Major cardinals and bishops instead issued statements supporting Pope Leo XIV. Even Giorgia Meloni, Italy’s prime minister, Trump ally, and devout Catholic, called his remarks “unacceptable.”
Experts in Catholic studies noted the response was historically unusual. Religious conviction explains the silence. Because Catholics believe the Holy Spirit guides the conclave, treating the election as politically motivated crosses a doctrinal line that faith-based leaders simply cannot accommodate. This reluctance also reflects broader concerns about ecclesiology and how church authority is interpreted in public disputes.
How the Trump-Pope Leo XIV Feud Could Reshape the Catholic Vote in 2026?

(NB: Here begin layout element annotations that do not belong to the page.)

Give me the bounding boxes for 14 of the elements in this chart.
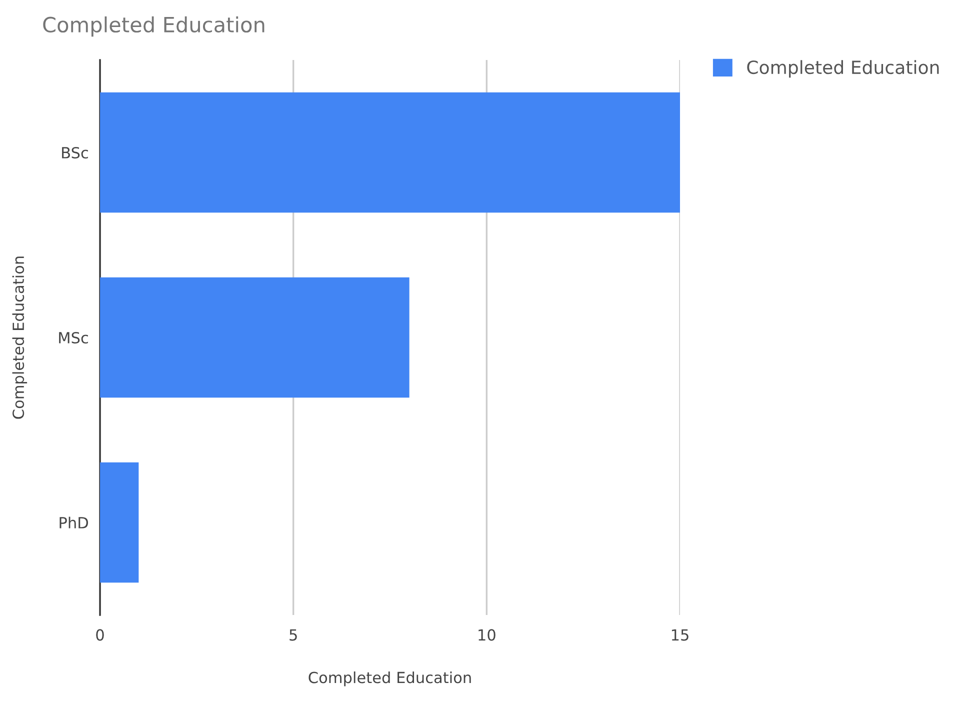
bar [100,92,680,213]
y-tick-label: PhD [60,516,88,528]
x-tick-label: 10 [478,629,496,641]
x-tick-label: 0 [96,629,104,641]
x-axis-title: Completed Education [308,671,471,686]
y-tick-label: MSc [59,332,88,344]
y-axis-title: Completed Education [12,256,28,419]
legend-label: Completed Education [747,60,939,78]
bar [100,277,410,398]
y-tick-label: BSc [62,146,88,159]
x-tick-label: 5 [290,629,297,641]
bar [100,462,139,583]
x-tick-label: 15 [672,629,688,641]
chart-title: Completed Education [43,16,264,37]
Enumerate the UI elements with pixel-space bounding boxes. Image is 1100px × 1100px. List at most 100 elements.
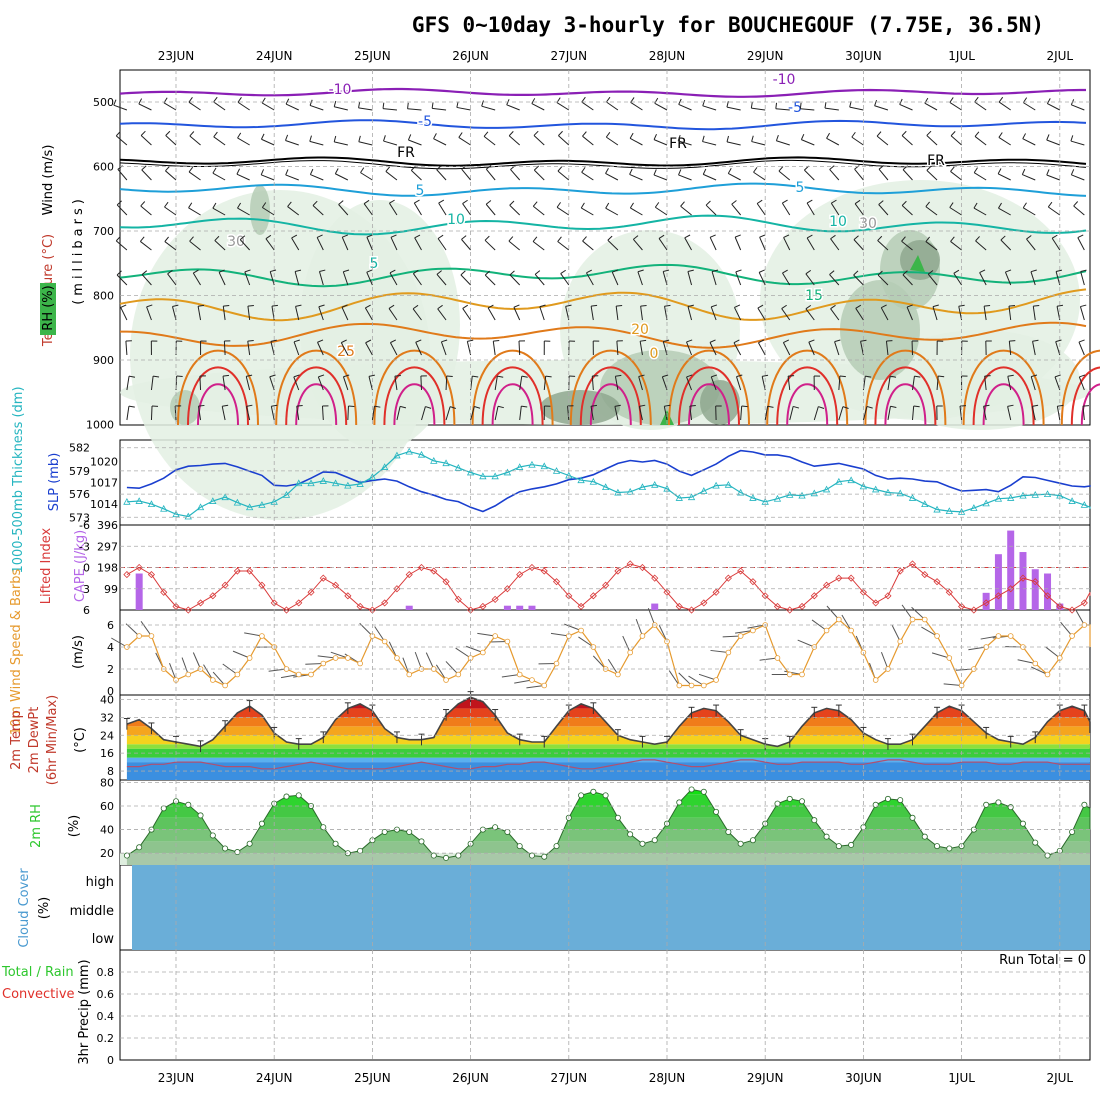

With the 2026 midterm elections approaching, the feud between President Trump and Pope Leo XIV has begun to register in measurable ways among Catholic voters, a group that represents roughly 20% of the national electorate and is considered the largest swing-voter demographic in the country.
Latino Catholic support for Trump dropped from 41% to 22%, while his overall Catholic approval fell to 36%, trailing Pope Leo’s 60% favorability by 24 points.
Analysts warn Republican candidates in competitive districts face lasting damage, particularly as Latino Catholics—the electorate’s single largest swing-vote bloc—continue shifting away at a critical electoral moment. Observers note that debates over what the Bible says on social issues are shaping parish-level conversations and voter priorities.
Trump’s mass-deportation campaign has compounded these pressures, directly targeting communities where Latino Catholic populations are concentrated.
White Catholics, who backed Trump at 59% in 2024, have seen their approval of the president slip to 52%, a trend that could narrow Republican margins in states like Pennsylvania and Wisconsin, where Catholic populations exceed 20%.